Bursiyerlerimizin başvuruları online olarak alınıyor, maddi gereksinim, gönüllülük potansiyeli ve akademik başarı gibi pek çok kritere göre değerlendiriliyor. Ardından belge kontrolü, burs mülakatları gibi aşamalardan geçerek burs almaya hak kazanıyorlar. Ancak Ant Yapı ile oluşturduğumuz bu özel fonda yalnızca iki kriterimiz vardı. Bunlardan biri mimarlık veya mühendislik öğrencisi olması, diğeri ise depremden etkilenmiş olmasıydı. Bu kriterleri taşıyan gençleri burs mülakatlarına davet ettik. Burs Komitesi üyelerimizin yapmış oldukları görüşmeler sonucunda şeffaf bir şekilde bursiyerlerimiz belirlendi.
Türkiye’deki büyük firmalara, bu tarz toplumsal projelere daha çok katılımcı olmaları için neler söylemek istersiniz?
2022’de yaptığımız Gençlerin İhtiyaçları Araştırması’na göre gençlerin; yüzde 60’ı burs desteğine, 55’i psikolojik desteğe, 33’ü bilgisayara, 33’ü kitaba, 27’si mentorluğa ihtiyaç duyuyordu. Depremle birlikte bu ihtiyaçlar daha da arttı.

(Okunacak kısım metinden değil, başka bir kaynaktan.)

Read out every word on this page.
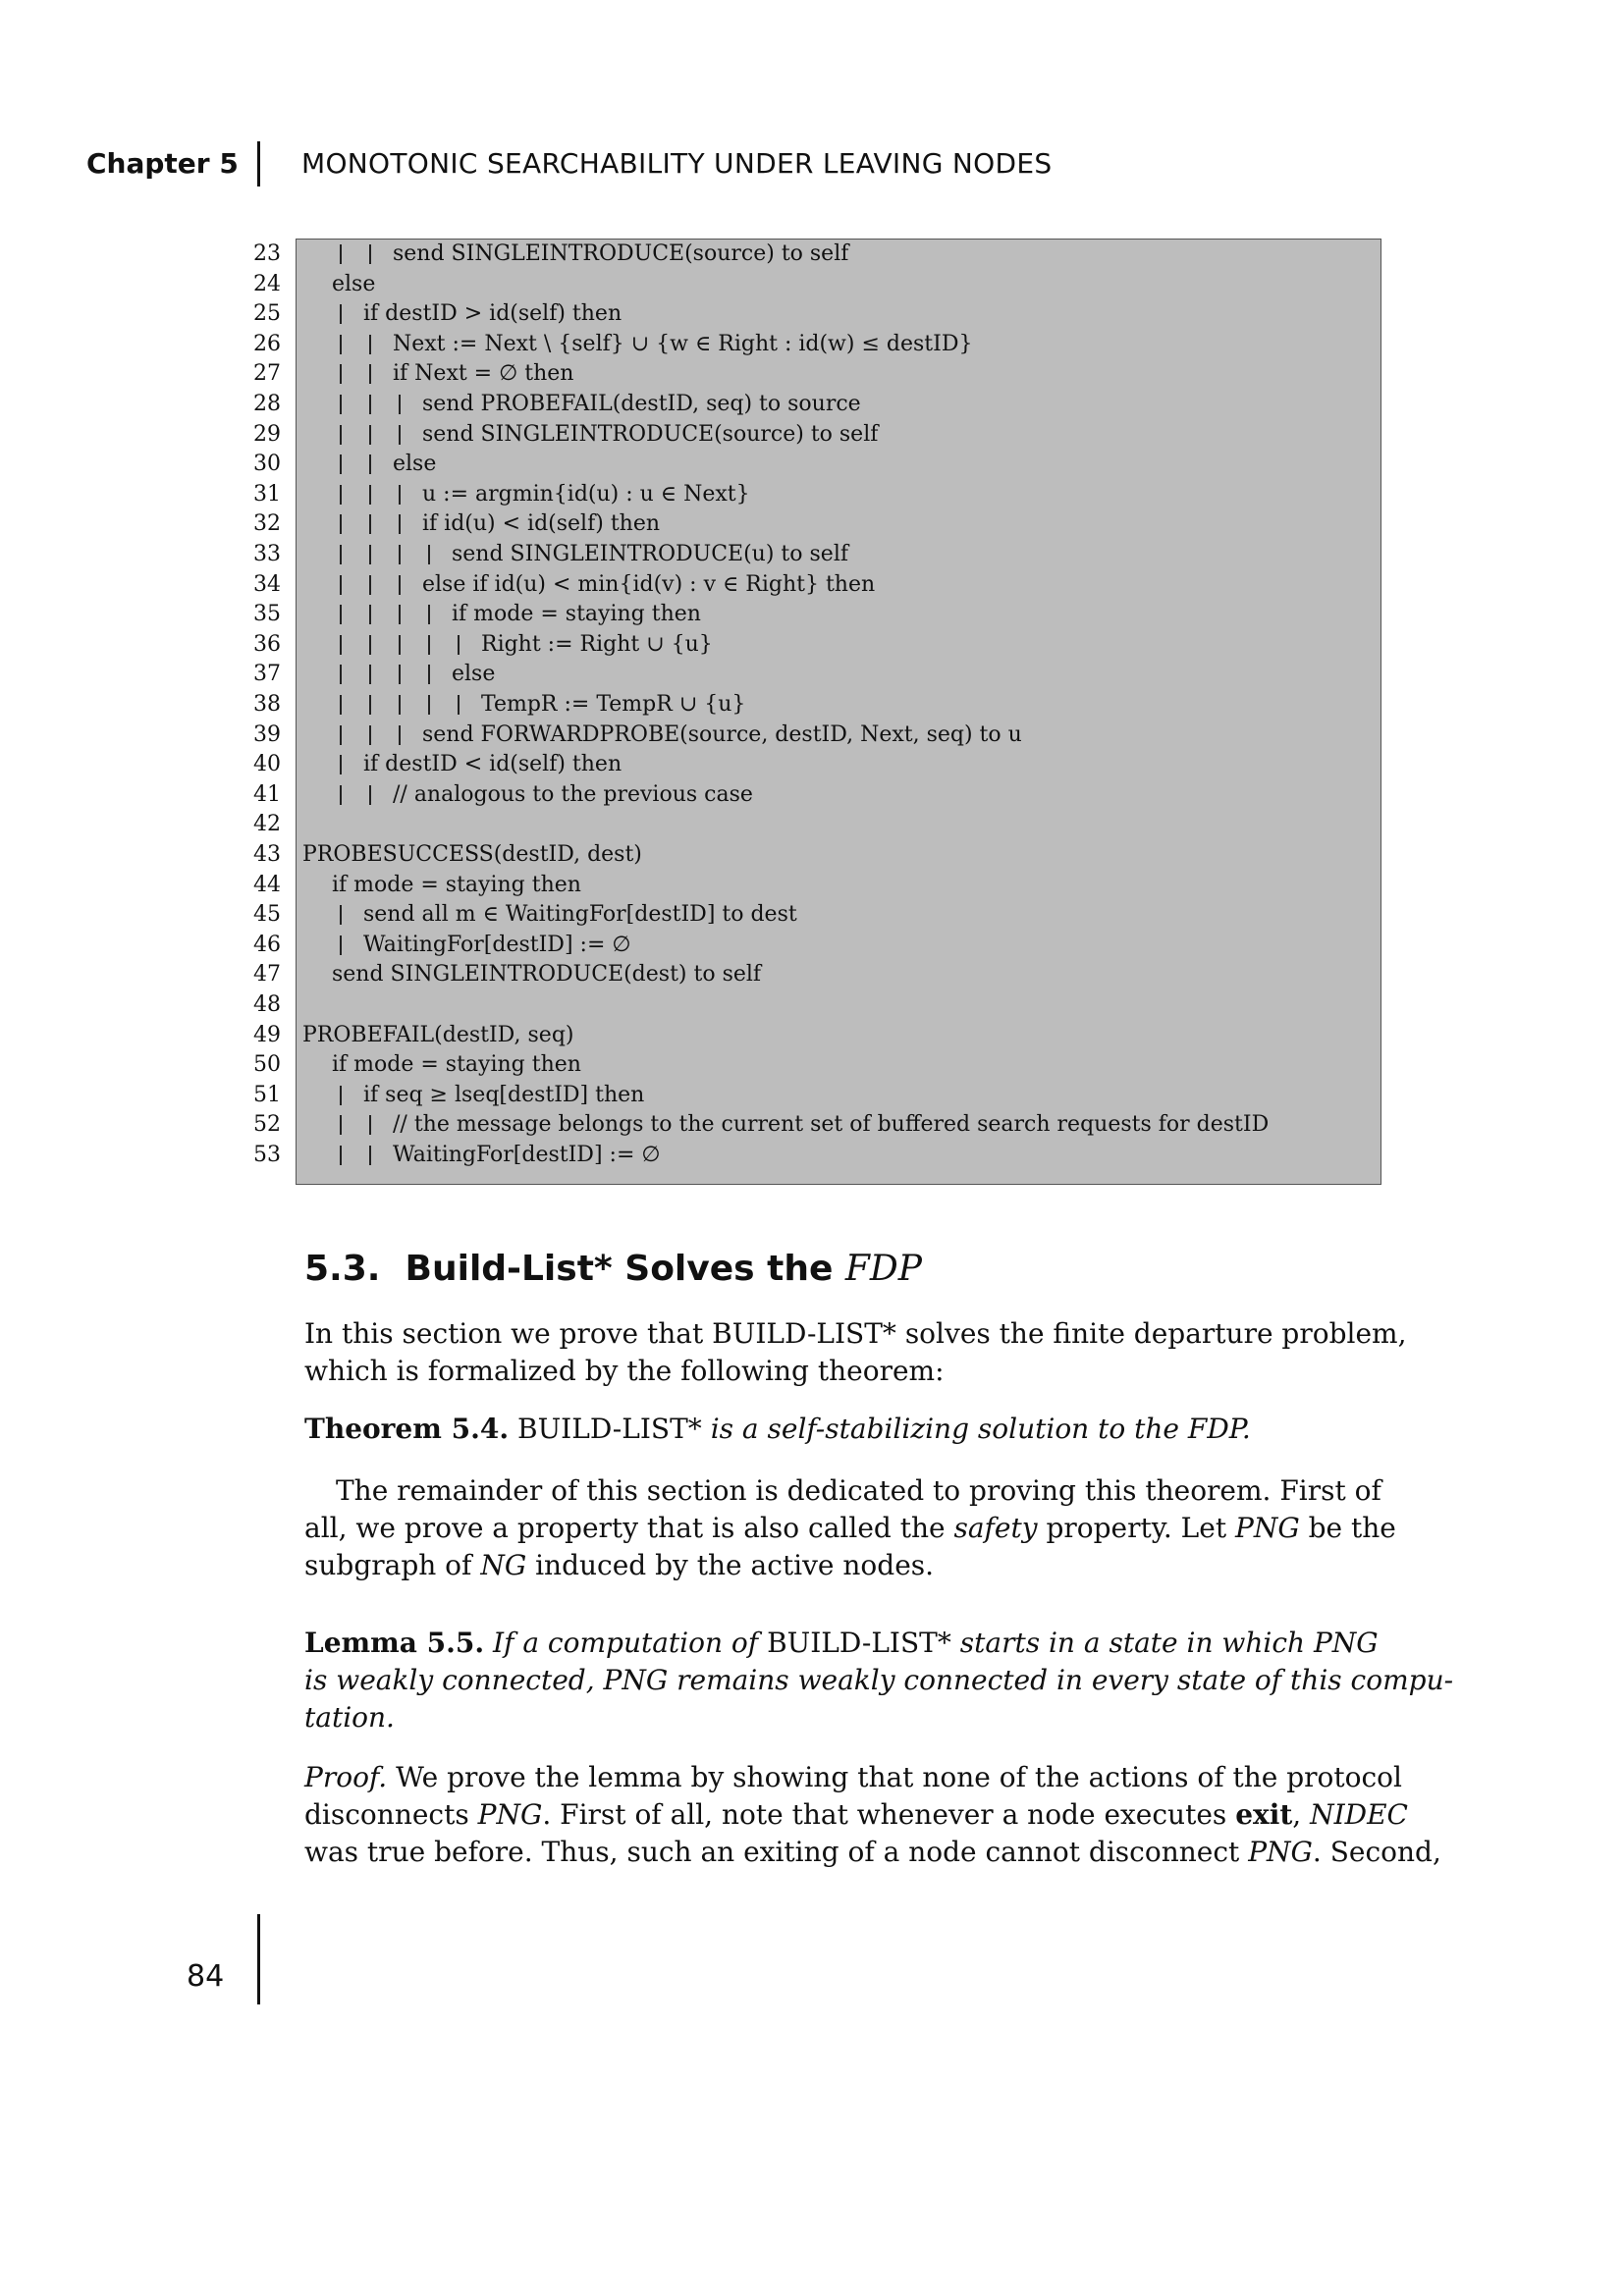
Chapter 5 MONOTONIC SEARCHABILITY UNDER LEAVING NODES
23	send SINGLEINTRODUCE(source) to self
24 else
25	if destID > id(self) then
26	Next := Next \ {self} ∪ {w ∈ Right : id(w) ≤ destID}
27	if Next = ∅ then
28	send PROBEFAIL(destID, seq) to source
29	send SINGLEINTRODUCE(source) to self
30	else
31	u := argmin{id(u) : u ∈ Next}
32	if id(u) < id(self) then
33	send SINGLEINTRODUCE(u) to self
34	else if id(u) < min{id(v) : v ∈ Right} then
35	if mode = staying then
36	Right := Right ∪ {u}
37	else
38	TempR := TempR ∪ {u}
39	send FORWARDPROBE(source, destID, Next, seq) to u
40	if destID < id(self) then
41	// analogous to the previous case
42
43 PROBESUCCESS(destID, dest)
44 if mode = staying then
45	send all m ∈ WaitingFor[destID] to dest
46	WaitingFor[destID] := ∅
47 send SINGLEINTRODUCE(dest) to self
48
49 PROBEFAIL(destID, seq)
50 if mode = staying then
51	if seq ≥ lseq[destID] then
52	// the message belongs to the current set of buffered search requests for destID
53	WaitingFor[destID] := ∅
5.3. Build-List* Solves the FDP
In this section we prove that BUILD-LIST* solves the finite departure problem,
which is formalized by the following theorem:
Theorem 5.4. BUILD-LIST* is a self-stabilizing solution to the FDP.
The remainder of this section is dedicated to proving this theorem. First of
all, we prove a property that is also called the safety property. Let PNG be the
subgraph of NG induced by the active nodes.
Lemma 5.5. If a computation of BUILD-LIST* starts in a state in which PNG
is weakly connected, PNG remains weakly connected in every state of this compu-
tation.
Proof. We prove the lemma by showing that none of the actions of the protocol
disconnects PNG. First of all, note that whenever a node executes exit, NIDEC
was true before. Thus, such an exiting of a node cannot disconnect PNG. Second,
84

Bizim ‘geleceğimiz’ dediğimiz gençlerin şimdi daha çok desteklenmeye ve güçlendirilmeye ihtiyacı var. Özellikle son yıllarda en kırılgan gruplardan biri de gençler haline geldi. Başta da söylediğim gibi biz 21 yıldır gençleri güçlendirmeyi amaçladık, bundan sonra da hem bugünümüz hem de geleceğimiz için gençlerin yanında olmaya devam edeceğiz. Gençlere inanan ve çözümün bir parçası olmak isteyen tüm kurumları da gençleri desteklemeye ve onların ihtiyaçlarını, seslerini duymaya davet ediyoruz.

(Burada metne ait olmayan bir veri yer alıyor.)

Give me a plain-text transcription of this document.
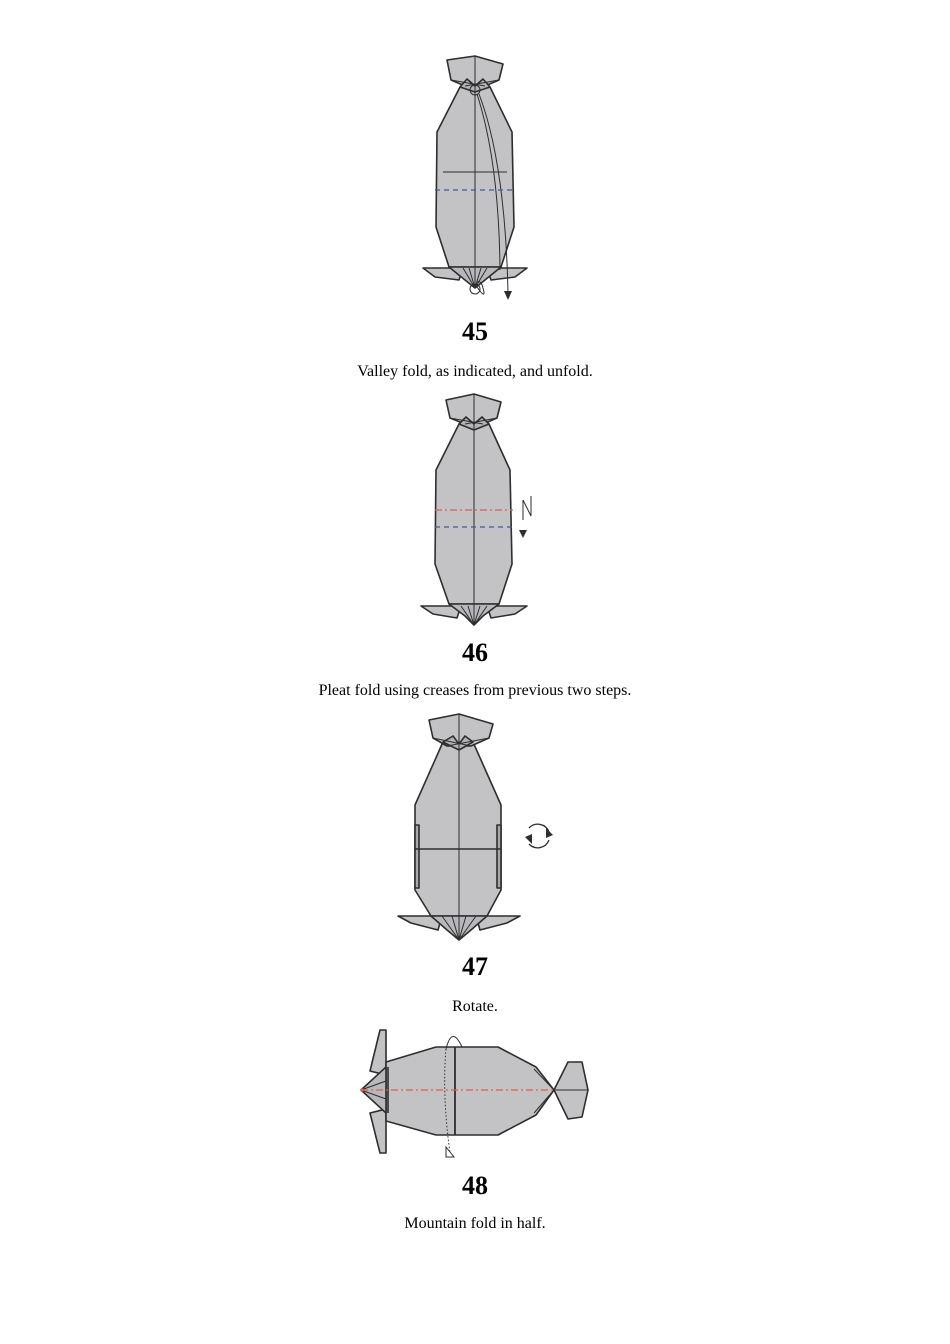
45
Valley fold, as indicated, and unfold.
46
Pleat fold using creases from previous two steps.
47
Rotate.
48
Mountain fold in half.
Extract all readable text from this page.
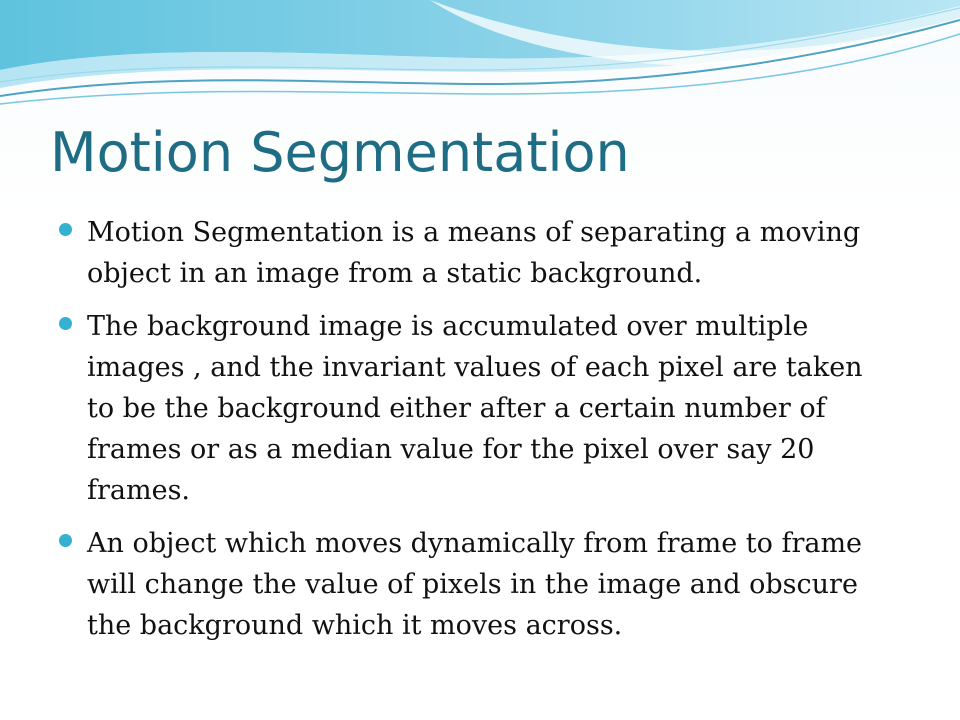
Motion Segmentation
Motion Segmentation is a means of separating a moving object in an image from a static background.
The background image is accumulated over multiple images , and the invariant values of each pixel are taken to be the background either after a certain number of frames or as a median value for the pixel over say 20 frames.
An object which moves dynamically from frame to frame will change the value of pixels in the image and obscure the background which it moves across.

Gönüllü faaliyetlere katılmak isteyen herkesin yapabileceği bir şey var. Vaktinizi harcayarak, deneyimlerinizi aktararak, maddi olarak ve fiziksel olarak bir projeye katılabilirsiniz. Türkiye’nin her yerinde kurumunuzla birlikte TOG iş birliğinde bir proje gerçekleştirebilirsiniz. Afet bölgesinde tüm gönüllü deneyimlerine açık olacak 10 Destek Merkezimiz var. Burada profesyonel olduğunuz alanlarda atölyeler gerçekleştirebilirsiniz. Mentor olarak deneyimlerinizle bir genci güçlendirebilir, burs desteği sağlayarak gençlerin eğitim hayallerine katkıda bulunabilirsiniz. Çok küçük bir katkı bile büyük fark yaratır. Özel günlerinizde sevdiklerinize bir hediyenin yanında veya bir hediye almak yerine TOG’un özel gün sertifikalarından hediye edebilirsiniz. Her sertifika gençlerin projeleri için kaynağa dönüşür. Yani, çözümün bir parçası olmak isteyenler için seçenek çok.